Poor standards, poor accountability and poor performance in Rhode Island are causally related. To guide solid education, a clear set of goals is needed. The standards of learning serve this purpose. In elementary mathematics, the standards should, most importantly, establish a clear path by which students prepare to master algebra. To follow this path, students master additional appropriate skills and concepts each year.

In order that the path be clear for all students, parents and teachers, there should be a separate set of standards for each grade. The standards should grow in depth and complexity each year. Standards that cover broad grade bands, or that repeat essentially unchanged from year to year, cannot smoothly guide student progress. Standards should also state, explicitly, what students should know, understand and be able to do at each grade.

Such clarity lets all those concerned -- students, parents, teachers, administrators and school boards -- know exactly what is expected.

Clarity also makes it possible to assess student progress relative to the standards on a regular basis. This allows remediation, appropriate placement, and teacher accountability. Unclear, vacuous standards, such as "Students will become creative problem solvers," are neither grade-specific nor useful in establishing grade-specific learning goals. They should be avoided.

The Rhode Island Standards (http://www.ridoe.net/standards/frameworks/math/elem.html) fail all these criteria. They cover broad grade bands (K-4, 5-8, 9-12) and lack any specifics that would allow a clear picture of what students should know, do and understand.

For comparison, look at the California Math Standards, which were rated tops in the nation in an independent review published by the Fordham Foundation. The California Standards were written in direct response to Rhode Island-like standards and the negative consequences for California's students. The California standards set a course, starting in kindergarten, by which students progress grade by grade, leading to algebra in eighth grade.

Surely, this is a goal toward which Rhode Island parents would like their children to strive. Good standards guide the adoption of quality curricula leading to mastery of the material of the standards. Unfortunately, Rhode Island couples a lack of real standards with a philosophy based on the idea that students should rediscover the great ideas of mathematics and invent their own ways of doing such basic things as multiplying and dividing whole numbers and fractions.

This leads to adoption of programs such as Everyday Math (a.k.a. Chicago Math) and Investigations in Number, Data and Space (a.k.a. TERC). These programs lack textbooks, denigrate time-tested, effective methods of calculation, fail to teach to mastery, and downgrade the numeric and analytical skills that lead to and then build from algebra.

To improve, we need to know how we are doing. This means testing all students every year on the material of the standards. Information from testing allows appropriate adjustments in the system and lets parents and the public know how their children and the system are working.

This system benefits all students, but in the long run, high, clear standards and yearly, uniform assessment particularly protect students from disadvantaged backgrounds. Teachers in East Greenwich or Barrington, even if they are using weak programs, usually have high expectations for their students, starting from kindergarten.

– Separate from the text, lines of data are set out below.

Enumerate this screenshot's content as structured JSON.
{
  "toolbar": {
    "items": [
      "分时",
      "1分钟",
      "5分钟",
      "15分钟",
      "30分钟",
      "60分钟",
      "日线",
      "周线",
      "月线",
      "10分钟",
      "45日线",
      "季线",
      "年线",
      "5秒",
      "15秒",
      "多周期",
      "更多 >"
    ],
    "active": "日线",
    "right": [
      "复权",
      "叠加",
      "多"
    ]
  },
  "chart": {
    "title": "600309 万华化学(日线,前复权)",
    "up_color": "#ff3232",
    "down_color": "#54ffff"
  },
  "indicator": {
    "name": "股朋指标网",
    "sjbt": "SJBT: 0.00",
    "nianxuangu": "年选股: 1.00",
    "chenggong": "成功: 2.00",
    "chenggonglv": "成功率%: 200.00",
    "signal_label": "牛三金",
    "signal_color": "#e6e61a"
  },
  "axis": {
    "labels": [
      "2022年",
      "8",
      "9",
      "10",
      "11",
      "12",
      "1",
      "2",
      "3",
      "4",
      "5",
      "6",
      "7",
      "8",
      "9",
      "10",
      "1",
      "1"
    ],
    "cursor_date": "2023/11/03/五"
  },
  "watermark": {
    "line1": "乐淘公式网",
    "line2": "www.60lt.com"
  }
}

In less advantaged areas, it is far too easy (and far too common) for teachers to have lower expectations for their students. For example, the distribution of teacher-given letter grades is nearly the same in advantaged schools and disadvantaged schools, yet external, objective measures of performance show vast differences. High, clear standards, with testing and accountability, make it clear that all students deserve, from the day they enter the system, the same high expectations and opportunities, that only our top students are offered currently.

Michael McKeown is a professor of medical science at Brown University and co-founder of Mathematically Correct, a nationwide citizens group working to improve mathematics education.